I had no idea what to expect from a cinema in Prague, but I certainly wasn’t ready for the Kino Lucerna. Opened in 1909, it is apparently the oldest cinema in Bohemia that is still in use today. And – as it so happened – it was also frequented by Kafka himself, who was an avid cinephile, fascinated by this brand-new form of entertainment that was emerging in his time. An audible ‘oohh’ rang through the screening room when the Lucerna actually appeared in the film, with Kafka taking his girlfriend there in one scene.

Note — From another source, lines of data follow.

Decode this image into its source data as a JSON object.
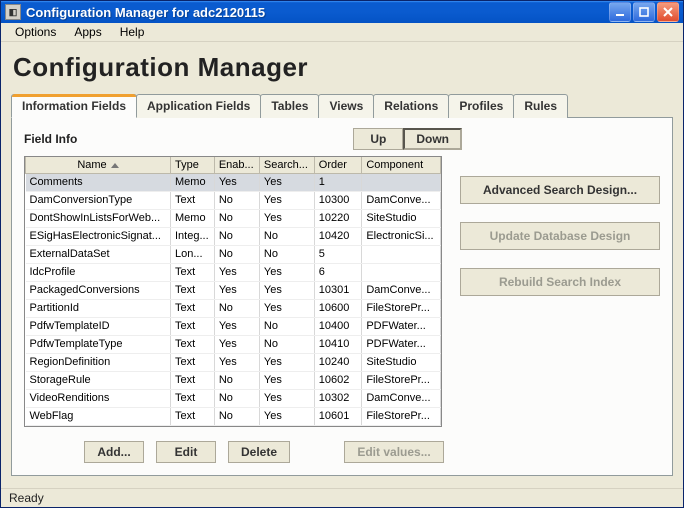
{
  "window": {
    "title": "Configuration Manager for adc2120115"
  },
  "menu": {
    "items": [
      "Options",
      "Apps",
      "Help"
    ]
  },
  "page": {
    "title": "Configuration Manager"
  },
  "tabs": {
    "items": [
      "Information Fields",
      "Application Fields",
      "Tables",
      "Views",
      "Relations",
      "Profiles",
      "Rules"
    ],
    "active_index": 0
  },
  "panel": {
    "section_label": "Field Info",
    "up_label": "Up",
    "down_label": "Down",
    "columns": [
      "Name",
      "Type",
      "Enab...",
      "Search...",
      "Order",
      "Component"
    ],
    "sorted_column_index": 0,
    "selected_row_index": 0,
    "rows": [
      {
        "name": "Comments",
        "type": "Memo",
        "enabled": "Yes",
        "searchable": "Yes",
        "order": "1",
        "component": ""
      },
      {
        "name": "DamConversionType",
        "type": "Text",
        "enabled": "No",
        "searchable": "Yes",
        "order": "10300",
        "component": "DamConve..."
      },
      {
        "name": "DontShowInListsForWeb...",
        "type": "Memo",
        "enabled": "No",
        "searchable": "Yes",
        "order": "10220",
        "component": "SiteStudio"
      },
      {
        "name": "ESigHasElectronicSignat...",
        "type": "Integ...",
        "enabled": "No",
        "searchable": "No",
        "order": "10420",
        "component": "ElectronicSi..."
      },
      {
        "name": "ExternalDataSet",
        "type": "Lon...",
        "enabled": "No",
        "searchable": "No",
        "order": "5",
        "component": ""
      },
      {
        "name": "IdcProfile",
        "type": "Text",
        "enabled": "Yes",
        "searchable": "Yes",
        "order": "6",
        "component": ""
      },
      {
        "name": "PackagedConversions",
        "type": "Text",
        "enabled": "Yes",
        "searchable": "Yes",
        "order": "10301",
        "component": "DamConve..."
      },
      {
        "name": "PartitionId",
        "type": "Text",
        "enabled": "No",
        "searchable": "Yes",
        "order": "10600",
        "component": "FileStorePr..."
      },
      {
        "name": "PdfwTemplateID",
        "type": "Text",
        "enabled": "Yes",
        "searchable": "No",
        "order": "10400",
        "component": "PDFWater..."
      },
      {
        "name": "PdfwTemplateType",
        "type": "Text",
        "enabled": "Yes",
        "searchable": "No",
        "order": "10410",
        "component": "PDFWater..."
      },
      {
        "name": "RegionDefinition",
        "type": "Text",
        "enabled": "Yes",
        "searchable": "Yes",
        "order": "10240",
        "component": "SiteStudio"
      },
      {
        "name": "StorageRule",
        "type": "Text",
        "enabled": "No",
        "searchable": "Yes",
        "order": "10602",
        "component": "FileStorePr..."
      },
      {
        "name": "VideoRenditions",
        "type": "Text",
        "enabled": "No",
        "searchable": "Yes",
        "order": "10302",
        "component": "DamConve..."
      },
      {
        "name": "WebFlag",
        "type": "Text",
        "enabled": "No",
        "searchable": "Yes",
        "order": "10601",
        "component": "FileStorePr..."
      }
    ]
  },
  "side": {
    "advanced": "Advanced Search Design...",
    "update": "Update Database Design",
    "rebuild": "Rebuild Search Index"
  },
  "bottom": {
    "add": "Add...",
    "edit": "Edit",
    "delete": "Delete",
    "edit_values": "Edit values..."
  },
  "status": {
    "text": "Ready"
  }
}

Kafka greets you in numerous forms in Prague. There’s the metallic statue of his head by David Černý, its mirrored layers rotating like an unending act of self-dissection. There’s a bronze Kafka riding on the shoulders of a headless man near the Spanish Synagogue, as if the city itself can’t decide which version of him to remember: the writer, the mystic, the neurotic, the ghost. But walk through the Jewish Quarter, past the narrow lanes and the centuries-old cemetery, and the weight of his absence becomes palpable. His family name is etched among the victims on memorial walls. His sisters Elli, Valli and Ottla were all murdered.

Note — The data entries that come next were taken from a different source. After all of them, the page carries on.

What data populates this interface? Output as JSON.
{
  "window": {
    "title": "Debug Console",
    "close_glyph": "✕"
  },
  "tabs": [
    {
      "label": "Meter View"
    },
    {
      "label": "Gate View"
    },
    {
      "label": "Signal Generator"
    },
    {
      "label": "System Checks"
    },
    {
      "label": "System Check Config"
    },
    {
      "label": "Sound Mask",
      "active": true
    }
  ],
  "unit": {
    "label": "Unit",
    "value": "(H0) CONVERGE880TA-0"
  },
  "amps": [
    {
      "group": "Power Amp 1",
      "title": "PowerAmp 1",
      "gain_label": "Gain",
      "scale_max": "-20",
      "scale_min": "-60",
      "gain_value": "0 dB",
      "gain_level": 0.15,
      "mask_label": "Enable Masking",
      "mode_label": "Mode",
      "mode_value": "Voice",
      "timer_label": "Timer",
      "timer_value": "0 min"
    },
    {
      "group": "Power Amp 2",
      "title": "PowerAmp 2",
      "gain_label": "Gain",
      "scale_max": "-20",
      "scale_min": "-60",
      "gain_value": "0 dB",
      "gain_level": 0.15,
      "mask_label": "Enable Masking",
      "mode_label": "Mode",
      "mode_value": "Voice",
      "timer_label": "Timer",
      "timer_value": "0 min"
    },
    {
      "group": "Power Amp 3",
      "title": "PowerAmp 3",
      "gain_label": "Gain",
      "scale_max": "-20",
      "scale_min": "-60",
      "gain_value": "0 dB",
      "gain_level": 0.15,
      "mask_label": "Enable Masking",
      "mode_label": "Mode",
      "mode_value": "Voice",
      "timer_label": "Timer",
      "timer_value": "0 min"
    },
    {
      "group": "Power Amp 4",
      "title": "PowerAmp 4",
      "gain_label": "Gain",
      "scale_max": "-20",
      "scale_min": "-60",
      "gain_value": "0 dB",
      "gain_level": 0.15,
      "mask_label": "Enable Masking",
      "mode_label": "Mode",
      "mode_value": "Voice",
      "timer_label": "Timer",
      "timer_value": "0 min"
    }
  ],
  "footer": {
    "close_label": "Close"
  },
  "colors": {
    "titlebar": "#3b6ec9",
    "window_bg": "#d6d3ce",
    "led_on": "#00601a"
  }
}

And yet, his presence endures in both literature and his city. The fog over the Vltava, the flicker of a tram disappearing into mist, the uneasy coexistence of beauty and severity in the city’s architecture – it’s as if the city itself has absorbed his sensibility: its dreamlike unease, its awareness that meaning is always just out of reach.
When I looked at the Charles Bridge at dusk, watching the water darken beneath the statues of saints, I thought of how Kafka once wrote that ‘Prague doesn’t let go. This little mother has claws.’ It’s true. The city grips you with memories of what was lost and what’s still here. And nobody encapsulates this better than the man who saw the darkness coming but never lived to name it.
Kafka’s work was about guilt and punishment, about seeking an explanation from an authority that won’t answer. In the aftermath of the Holocaust, that search took on a terrible new resonance. Kafka saw, earlier than most, what it means to live under systems that do not see you as a person. His early death, in a strange way, spared him the realities of this. He escaped the final act of the story he had already written.
Walking Prague, I couldn’t shake off this terrible thought: they would have killed Kafka. Not because of who he was as an individual but because of the dehumanising logic of a totalitarian bureaucracy in which all the cogs carried on turning dutifully.
Yet his legacy has not just survived but grown to something much bigger than he could ever have imagined. The city is proud of its famous son today. His words serve as a beautiful and terrible reminder that imagination can sometimes tell the truth before history does. Though Kafka never lived to see the worst, he somehow saw it all.







Your writing took me back to my own visit 6 years ago. As a young man I was entranced by the mood and messages of both Metamorphosis and The Trial but, because my companion was from a culture that doesn’t know the roots of Kafkaesque (although ironically it could describe the direction of travel of their Heimat), our focus was on the music and architecture of the 18th century and the brief blossoming of Hope in the 1960s.
What a wonderful piece, really a somber remembrance of Kafka. Time for me to re-read some of his work.